Please note that this is a TWO DAY process, so plan ahead.
- Combine flour and salt in the big bowl and mix a bit.
- Combine sourdough starter and water and mix a bit until mostly dissolved.
- Pour liquid into bowl with dry ingredients.
- Mix around until mostly incorporated and difficult to stir.
- Flour hands liberally and fold dough over itself in the bowl a number of times to fully incorporate all the water and flour together. Scrape down the sides once or twice to try to get the everything mixed together.
- At this point you should have a ball-shaped blob of dough in the bottom of your bowl.
- Cover the bowl with plastic wrap and set aside ON THE COUNTER AT ROOM TEMPERATURE for about 18 hours or so. Do not refrigerate the dough. Yeast action is heavily temperature dependant.
- Come back after 18 hours and check your dough. It should have risen considerably – more than doubling.
- Flour a work surface liberally – I use a large wooden cutting board.
- Turn out the dough and use a scraper or silicone spatula to scrape the dough completely out onto the work surface.
- Gently push the dough out until it’s about 10×15 inches. Try not to massage the dough too much as you don’t want to lose the air bubbles.
- Fold it over twice the long way, like folding a letter. Then fold it once over itself the other direction so that you have a rough square.
- Cover the dough with plastic and let it sit again for 15min while you clean out the bowl and tidy up.
- Use your bench scraper to scrape up the dough into your hands and try to form it into a rough ball without messing with it too much, then dump it into your proofing basket.
- Let the dough sit in the proofing basket for 90min, but also:
- After the dough has been sitting in the proofing basket for 60min, pre-heat your oven to 500 degrees with the dutch oven inside it.
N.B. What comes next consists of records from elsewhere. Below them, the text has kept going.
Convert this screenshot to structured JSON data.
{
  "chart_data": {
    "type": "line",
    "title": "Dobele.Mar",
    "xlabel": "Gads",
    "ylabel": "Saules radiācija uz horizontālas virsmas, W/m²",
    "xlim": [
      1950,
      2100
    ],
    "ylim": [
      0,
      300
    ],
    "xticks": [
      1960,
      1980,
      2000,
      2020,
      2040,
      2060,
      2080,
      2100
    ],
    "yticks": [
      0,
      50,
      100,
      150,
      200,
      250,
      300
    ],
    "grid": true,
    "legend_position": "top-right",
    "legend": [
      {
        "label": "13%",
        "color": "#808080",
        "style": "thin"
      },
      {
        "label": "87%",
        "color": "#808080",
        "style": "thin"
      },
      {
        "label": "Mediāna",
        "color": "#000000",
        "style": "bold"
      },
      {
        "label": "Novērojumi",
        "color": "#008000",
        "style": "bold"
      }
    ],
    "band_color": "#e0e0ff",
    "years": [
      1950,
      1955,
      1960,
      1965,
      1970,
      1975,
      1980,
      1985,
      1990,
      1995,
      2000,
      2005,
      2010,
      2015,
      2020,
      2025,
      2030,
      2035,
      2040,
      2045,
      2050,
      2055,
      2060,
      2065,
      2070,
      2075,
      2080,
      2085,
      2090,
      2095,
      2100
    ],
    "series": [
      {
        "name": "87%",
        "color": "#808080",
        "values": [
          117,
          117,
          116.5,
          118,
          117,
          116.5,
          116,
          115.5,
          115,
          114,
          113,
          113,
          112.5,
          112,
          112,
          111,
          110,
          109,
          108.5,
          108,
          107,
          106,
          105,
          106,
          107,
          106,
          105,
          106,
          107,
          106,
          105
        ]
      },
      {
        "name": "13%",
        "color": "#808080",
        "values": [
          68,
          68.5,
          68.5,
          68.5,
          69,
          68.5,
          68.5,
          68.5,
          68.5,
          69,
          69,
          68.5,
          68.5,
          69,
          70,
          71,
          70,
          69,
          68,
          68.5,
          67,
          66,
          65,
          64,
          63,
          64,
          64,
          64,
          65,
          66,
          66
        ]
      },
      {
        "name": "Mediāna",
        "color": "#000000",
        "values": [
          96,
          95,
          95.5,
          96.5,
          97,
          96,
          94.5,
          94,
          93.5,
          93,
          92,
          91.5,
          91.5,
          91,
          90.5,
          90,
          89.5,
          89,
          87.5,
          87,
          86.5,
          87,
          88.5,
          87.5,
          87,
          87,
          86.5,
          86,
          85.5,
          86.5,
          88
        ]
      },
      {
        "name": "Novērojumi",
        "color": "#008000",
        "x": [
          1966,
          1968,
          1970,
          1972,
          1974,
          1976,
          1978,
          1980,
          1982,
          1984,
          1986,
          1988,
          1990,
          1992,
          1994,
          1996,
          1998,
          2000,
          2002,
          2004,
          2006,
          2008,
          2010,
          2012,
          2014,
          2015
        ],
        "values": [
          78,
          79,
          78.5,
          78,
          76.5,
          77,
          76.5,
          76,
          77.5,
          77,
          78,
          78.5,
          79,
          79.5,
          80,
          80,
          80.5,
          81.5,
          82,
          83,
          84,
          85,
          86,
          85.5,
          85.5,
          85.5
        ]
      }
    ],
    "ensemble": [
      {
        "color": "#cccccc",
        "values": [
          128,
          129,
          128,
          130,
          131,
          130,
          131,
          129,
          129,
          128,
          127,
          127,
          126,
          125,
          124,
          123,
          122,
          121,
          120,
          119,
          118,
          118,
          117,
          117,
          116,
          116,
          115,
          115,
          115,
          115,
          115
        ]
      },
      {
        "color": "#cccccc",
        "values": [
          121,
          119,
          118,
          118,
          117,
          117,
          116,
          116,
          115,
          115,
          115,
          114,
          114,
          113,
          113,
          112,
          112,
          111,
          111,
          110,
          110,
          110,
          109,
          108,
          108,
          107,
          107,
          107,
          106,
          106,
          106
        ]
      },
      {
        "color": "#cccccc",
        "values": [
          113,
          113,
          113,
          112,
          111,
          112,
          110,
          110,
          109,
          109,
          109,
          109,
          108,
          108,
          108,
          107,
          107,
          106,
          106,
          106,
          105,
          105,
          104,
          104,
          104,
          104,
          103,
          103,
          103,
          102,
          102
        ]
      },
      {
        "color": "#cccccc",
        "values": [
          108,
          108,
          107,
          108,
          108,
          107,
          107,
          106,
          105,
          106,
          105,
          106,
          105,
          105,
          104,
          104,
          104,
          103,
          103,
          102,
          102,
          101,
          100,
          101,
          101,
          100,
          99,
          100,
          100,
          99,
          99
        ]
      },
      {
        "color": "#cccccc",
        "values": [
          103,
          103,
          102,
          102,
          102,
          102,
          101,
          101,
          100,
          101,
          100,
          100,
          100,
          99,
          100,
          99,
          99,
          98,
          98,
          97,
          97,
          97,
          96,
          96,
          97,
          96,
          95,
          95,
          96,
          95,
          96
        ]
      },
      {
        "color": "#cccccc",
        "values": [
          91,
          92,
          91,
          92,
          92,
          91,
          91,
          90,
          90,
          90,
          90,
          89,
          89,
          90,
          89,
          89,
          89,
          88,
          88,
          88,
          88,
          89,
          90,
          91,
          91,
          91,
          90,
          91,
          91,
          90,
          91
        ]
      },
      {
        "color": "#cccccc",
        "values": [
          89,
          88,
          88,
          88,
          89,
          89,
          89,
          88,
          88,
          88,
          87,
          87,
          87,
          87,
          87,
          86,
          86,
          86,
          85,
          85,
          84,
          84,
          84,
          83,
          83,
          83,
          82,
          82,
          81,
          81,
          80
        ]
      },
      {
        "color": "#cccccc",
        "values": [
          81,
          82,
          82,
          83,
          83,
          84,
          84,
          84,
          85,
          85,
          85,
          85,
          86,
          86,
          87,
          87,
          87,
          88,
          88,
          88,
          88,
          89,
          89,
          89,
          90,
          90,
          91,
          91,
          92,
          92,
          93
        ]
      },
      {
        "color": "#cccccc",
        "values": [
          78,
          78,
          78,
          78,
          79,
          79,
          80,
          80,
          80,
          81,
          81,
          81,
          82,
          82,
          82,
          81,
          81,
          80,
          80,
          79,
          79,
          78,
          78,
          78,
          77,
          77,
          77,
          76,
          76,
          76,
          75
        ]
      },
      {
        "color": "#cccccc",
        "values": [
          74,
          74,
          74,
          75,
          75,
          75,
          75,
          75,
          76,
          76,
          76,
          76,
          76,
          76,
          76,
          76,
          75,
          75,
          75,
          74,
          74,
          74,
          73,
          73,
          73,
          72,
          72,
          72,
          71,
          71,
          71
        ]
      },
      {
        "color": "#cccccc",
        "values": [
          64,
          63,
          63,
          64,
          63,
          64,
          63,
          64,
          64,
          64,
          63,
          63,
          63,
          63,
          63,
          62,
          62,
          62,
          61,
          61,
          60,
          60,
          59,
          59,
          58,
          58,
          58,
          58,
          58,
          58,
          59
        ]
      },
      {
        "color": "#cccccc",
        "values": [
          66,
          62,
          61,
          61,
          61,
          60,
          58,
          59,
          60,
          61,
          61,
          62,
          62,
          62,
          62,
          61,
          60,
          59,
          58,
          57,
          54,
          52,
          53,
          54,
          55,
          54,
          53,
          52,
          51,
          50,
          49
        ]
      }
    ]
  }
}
- After the dough has sat for 90min, open the oven with the hot dutch oven, take the lib off, and sprinkle some cornmeal inside. Then carefully invert the proofing basket over the oven and let the dough drop out, then put the lid back on the dutch oven and close the oven door.
- Bake the break for 30min, then take the lid off and turn the oven down to 450. Bake an additional 15min at 450.
- Take the bread out and set it on the wire rack to cool.